- OS: Ubuntu 22.04.1
- Python 3.8.1 (Conda)
- GPU: RTX4090
- Nvidia driver: 530.30.02
When I set the environment of Deep Learning, I found that in pytorch, the torch.cuda.is_available()
function is always False
. I tried many times to change the version of pytorch, the cpu version installed successfully, but the gpu version can not be installed. The server may installed CUDA in wrong way before (nvcc --version
not working, but I can see a lot files like CUDA-11.4), so I tried to install CUDA 12.1 and delete the file before. But still failed to install CUDA.
When I first check nvidia-smi
, the output is like:
Mon Apr 24 11:16:34 2023
+---------------------------------------------------------------------------------------+
| NVIDIA-SMI 530.30.02 Driver Version: 530.30.02 CUDA Version: 12.1 |
|-----------------------------------------+----------------------+----------------------+
| GPU Name Persistence-M| Bus-Id Disp.A | Volatile Uncorr.
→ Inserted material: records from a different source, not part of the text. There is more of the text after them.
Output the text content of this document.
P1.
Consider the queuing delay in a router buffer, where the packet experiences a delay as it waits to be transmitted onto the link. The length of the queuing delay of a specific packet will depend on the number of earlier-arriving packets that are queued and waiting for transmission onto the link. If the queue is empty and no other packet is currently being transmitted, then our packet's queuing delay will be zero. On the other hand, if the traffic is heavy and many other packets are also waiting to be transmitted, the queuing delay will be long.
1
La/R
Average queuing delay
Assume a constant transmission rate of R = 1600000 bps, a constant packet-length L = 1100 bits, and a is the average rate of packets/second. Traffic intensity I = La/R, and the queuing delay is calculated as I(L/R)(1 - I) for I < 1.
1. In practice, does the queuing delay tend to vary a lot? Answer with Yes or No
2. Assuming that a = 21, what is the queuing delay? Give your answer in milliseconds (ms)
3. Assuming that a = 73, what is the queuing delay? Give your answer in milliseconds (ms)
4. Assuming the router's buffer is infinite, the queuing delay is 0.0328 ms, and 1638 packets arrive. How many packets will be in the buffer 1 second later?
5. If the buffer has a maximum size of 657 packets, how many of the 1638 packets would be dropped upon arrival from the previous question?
ECC |
| Fan Temp Perf Pwr:Usage/Cap| Memory-Usage | GPU-Util Compute M. |
| | | MIG M. |
|=========================================+======================+======================|
| 0 NVIDIA GeForce RTX 4090 On | 00000000:05:00.0 Off | Off |
| 0% 42C P8 12W / 450W| 1MiB / 24564MiB | 0% Default |
| | | N/A |
+-----------------------------------------+----------------------+----------------------+
It shows me the current nvidia driver version is 530.30.02, and the max CUDA version supported is 12.1. Then I try to download the CUDA 12.1 and install it by following commands:
wget https://developer.download.nvidia.com/compute/cuda/12.1.1/local_installers/cuda_12.1.1_530.30.02_linux.run
sudo sh cuda_12.1.1_530.30.02_linux.run
Then, it shows me a graph like this: CUDA Installer Then I continued to install by changing nothing:
Installation failed. See log at /var/log/cuda-installer.log for details.
Then I opened cuda-installer.log:
cuda-installer.log
The first line said 'Driver not installed', but when I checked nvidia-smi
it shows me the driver is installed. Why?
Then I tried by not installing driver in the CUDA Installer: Not installing Driver Then it outputs following warnings:
===========
= Summary =
===========
Driver: Not Selected
Toolkit: Installed in /usr/local/cuda-12.1/
Please make sure that
- PATH includes /usr/local/cuda-12.1/bin
- LD_LIBRARY_PATH includes /usr/local/cuda-12.1/lib64, or, add /usr/local/cuda-12.1/lib64 to /etc/ld.so.conf and run ldconfig as root
To uninstall the CUDA Toolkit, run cuda-uninstaller in /usr/local/cuda-12.1/bin
***WARNING: Incomplete installation! This installation did not install the CUDA Driver. A driver of version at least 530.00 is required for CUDA 12.1 functionality to work.
To install the driver using this installer, run the following command, replacing <CudaInstaller> with the name of this run file:
sudo <CudaInstaller>.run --silent --driver
But at this time, when I check nvidia-smi , it actually works, when I check nvcc --version
, it prints command not found
.
Then I checked other methods to install CUDA like
wget https://developer.download.nvidia.com/compute/cuda/repos/ubuntu2204/x86_64/cuda-ubuntu2204.pin
sudo mv cuda-ubuntu2204.pin /etc/apt/preferences.d/cuda-repository-pin-600
wget https://developer.download.nvidia.com/compute/cuda/12.1.1/local_installers/cuda-repo-ubuntu2204-12-1-local_12.1.1-530.30.02-1_amd64.deb
sudo dpkg -i cuda-repo-ubuntu2204-12-1-local_12.1.1-530.30.02-1_amd64.deb
sudo cp /var/cuda-repo-ubuntu2204-12-1-local/cuda-*-keyring.gpg /usr/share/keyrings/
sudo apt-get update
sudo apt-get -y install cuda
It doesn't works, the outputs like this:
(base) root@6f0f4f1d5e21:~/zyx/test# sudo apt-get -y install cuda
Reading package lists... Done
Building dependency tree
Reading state information... Done
Some packages could not be installed. This may mean that you have
requested an impossible situation or if you are using the unstable
distribution that some required packages have not yet been created
or been moved out of Incoming.
The following information may help to resolve the situation:
The following packages have unmet dependencies:
cuda : Depends: cuda-12-1 (>= 12.1.1) but it is not going to be installed
E: Unable to correct problems, you have held broken packages.